Und er startete noch ein Comeback. Plötzlich lag er nur noch 12:15 hinten. Der Sport schreibt die Dramen oft aufregender als der beste Fernsehregisseur – aber da war es schon vorbei. 21:13 für Kong und in den Ergebnislisten nichts Neues: Alle vier Goldmedaillen im Tischtennis gingen an China, zudem drei Silberne. Die internationale Tischtennis- Förderation hatte bereits das Startkontingent auf zwei Teilnehmer pro Nation beschränkt, damit der Rest der Welt wenigstens um Bronze spielen kann. Nur Waldner, der im Halbfinale den chinesischen Titelverteidiger Guoliang Liu schlug, spielte um Gold. „Die wenigsten hätten es ihm zugetraut“, sagte Trainer Carlsson.

In der Weltrangliste ist der Olympiasieger von 1992 schon seit einiger Zeit nicht mehr ganz vorne, zuletzt an Position 7. „Er kann sich nicht mehr jeden Monat motivieren“, sagt Carlsson, „dazu ist er zu lange dabei.“ Zu Hause in Stockholm war er der Boulevardzeitung Expressen weiterhin jederzeit eine Erwähnung in der Klatschkolumne wert. Aber der Ton wurde bissiger, wenn er wieder einmal im Café Opera gesehen wurde: Jan-Ove Waldner sei satt, und das nicht nur vom Essen im schicksten Haus der Stadt. Er trainiere nicht mehr hart genug.

Tatsächlich lebte er in den zurückliegenden Jahren nur noch für die großen Momente. 1999 führte er Schweden in Kuala Lumpur zum Sieg über China in der Mannschafts-Weltmeisterschaft. Vielleicht ist der nächste große Moment, Athen 2004, zu weit weg, um ihn noch einmal zu motivieren. „Warum solltest du zu alt sein, wenn du gerade nur einen Finger breit vom Olympiasieg weg warst?“, fragte Carlsson.
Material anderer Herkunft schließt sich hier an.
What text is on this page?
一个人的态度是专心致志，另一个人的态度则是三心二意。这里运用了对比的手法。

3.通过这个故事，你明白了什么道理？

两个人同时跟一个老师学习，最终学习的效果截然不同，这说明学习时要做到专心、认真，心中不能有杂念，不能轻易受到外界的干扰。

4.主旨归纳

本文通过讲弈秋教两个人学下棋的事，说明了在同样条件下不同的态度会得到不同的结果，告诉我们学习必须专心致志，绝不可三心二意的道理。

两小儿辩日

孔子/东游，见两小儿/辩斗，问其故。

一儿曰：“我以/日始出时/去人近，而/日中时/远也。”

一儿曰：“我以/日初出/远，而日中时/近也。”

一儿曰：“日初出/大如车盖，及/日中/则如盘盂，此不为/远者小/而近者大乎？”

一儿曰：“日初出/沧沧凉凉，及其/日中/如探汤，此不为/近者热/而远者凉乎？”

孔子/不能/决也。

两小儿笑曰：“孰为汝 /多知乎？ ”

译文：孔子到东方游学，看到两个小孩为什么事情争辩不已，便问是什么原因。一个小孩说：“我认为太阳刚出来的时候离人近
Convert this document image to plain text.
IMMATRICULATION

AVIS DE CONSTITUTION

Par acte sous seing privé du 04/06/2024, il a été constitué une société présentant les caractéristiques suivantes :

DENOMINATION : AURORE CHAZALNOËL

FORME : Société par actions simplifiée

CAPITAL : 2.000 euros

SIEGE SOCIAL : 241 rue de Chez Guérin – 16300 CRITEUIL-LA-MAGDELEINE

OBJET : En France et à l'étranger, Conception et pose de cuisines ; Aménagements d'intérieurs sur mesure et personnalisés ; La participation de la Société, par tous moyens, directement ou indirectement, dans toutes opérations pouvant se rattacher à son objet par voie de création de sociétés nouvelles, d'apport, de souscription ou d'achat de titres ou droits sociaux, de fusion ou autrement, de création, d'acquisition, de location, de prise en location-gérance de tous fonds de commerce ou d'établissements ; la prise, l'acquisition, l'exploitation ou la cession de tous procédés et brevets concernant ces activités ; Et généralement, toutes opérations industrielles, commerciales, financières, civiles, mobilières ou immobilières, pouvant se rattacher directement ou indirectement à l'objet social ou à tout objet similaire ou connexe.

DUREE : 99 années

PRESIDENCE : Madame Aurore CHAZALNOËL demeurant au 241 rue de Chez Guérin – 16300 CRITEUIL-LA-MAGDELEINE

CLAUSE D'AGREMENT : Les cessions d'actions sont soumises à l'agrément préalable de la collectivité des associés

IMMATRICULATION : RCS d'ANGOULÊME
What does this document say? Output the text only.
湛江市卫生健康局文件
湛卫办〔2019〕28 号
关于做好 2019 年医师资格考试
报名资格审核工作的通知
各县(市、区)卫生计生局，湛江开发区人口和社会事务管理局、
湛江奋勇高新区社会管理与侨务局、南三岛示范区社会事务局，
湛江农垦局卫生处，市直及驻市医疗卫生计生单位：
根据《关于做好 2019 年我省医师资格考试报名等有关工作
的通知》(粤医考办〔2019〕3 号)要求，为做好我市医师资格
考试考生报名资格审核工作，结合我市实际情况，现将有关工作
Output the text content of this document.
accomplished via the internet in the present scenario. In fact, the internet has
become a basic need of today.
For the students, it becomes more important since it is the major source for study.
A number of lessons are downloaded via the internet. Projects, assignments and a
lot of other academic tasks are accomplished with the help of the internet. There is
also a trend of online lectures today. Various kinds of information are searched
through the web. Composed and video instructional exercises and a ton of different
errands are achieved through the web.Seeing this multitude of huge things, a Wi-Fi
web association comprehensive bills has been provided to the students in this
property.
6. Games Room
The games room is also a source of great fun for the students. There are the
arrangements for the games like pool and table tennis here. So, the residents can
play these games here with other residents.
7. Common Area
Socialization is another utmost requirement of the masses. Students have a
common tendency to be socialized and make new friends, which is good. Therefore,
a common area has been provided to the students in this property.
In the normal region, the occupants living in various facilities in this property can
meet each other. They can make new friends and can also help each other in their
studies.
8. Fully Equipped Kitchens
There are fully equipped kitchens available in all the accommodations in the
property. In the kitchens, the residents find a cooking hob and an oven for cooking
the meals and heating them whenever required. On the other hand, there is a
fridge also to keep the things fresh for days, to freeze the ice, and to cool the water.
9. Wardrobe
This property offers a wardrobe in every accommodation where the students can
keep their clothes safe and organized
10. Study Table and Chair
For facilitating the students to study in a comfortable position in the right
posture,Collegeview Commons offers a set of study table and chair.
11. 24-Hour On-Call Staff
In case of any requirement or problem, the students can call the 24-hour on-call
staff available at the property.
Einen Job, den er genauso gut erledigen könnte wie Tischtennisspielen, gäbe es für Waldner durchaus: Botschafter in China. Das schwedische Königspaar war beim Finale schon mal zu Gast. Und schwedische Firmen wie Ericsson oder Electrolux haben Waldner schon mitgenommen nach Fernost, um chinesische Politiker von ihren Exportideen zu überzeugen. Probleme gab es meist nur nach den Verhandlungen: Wenn Jan-Ove Waldner auf die Straße kam, mussten ihn Bodyguards vor zudringlichen Fans schützen. „Ich habe ihn als Junge auch im Fernsehen bewundert, er hat sich ja mit Generationen von chinesischen Tischentennisspielern gemessen“, sagte der 24-jährige Linghui Kong. Der Olympiasieger bat den Schweden zum Fototermin neben sich, und da stand Jan-Ove Waldner für einen Moment doch noch, wo er hingehört: ganz oben auf dem Siegerpodest.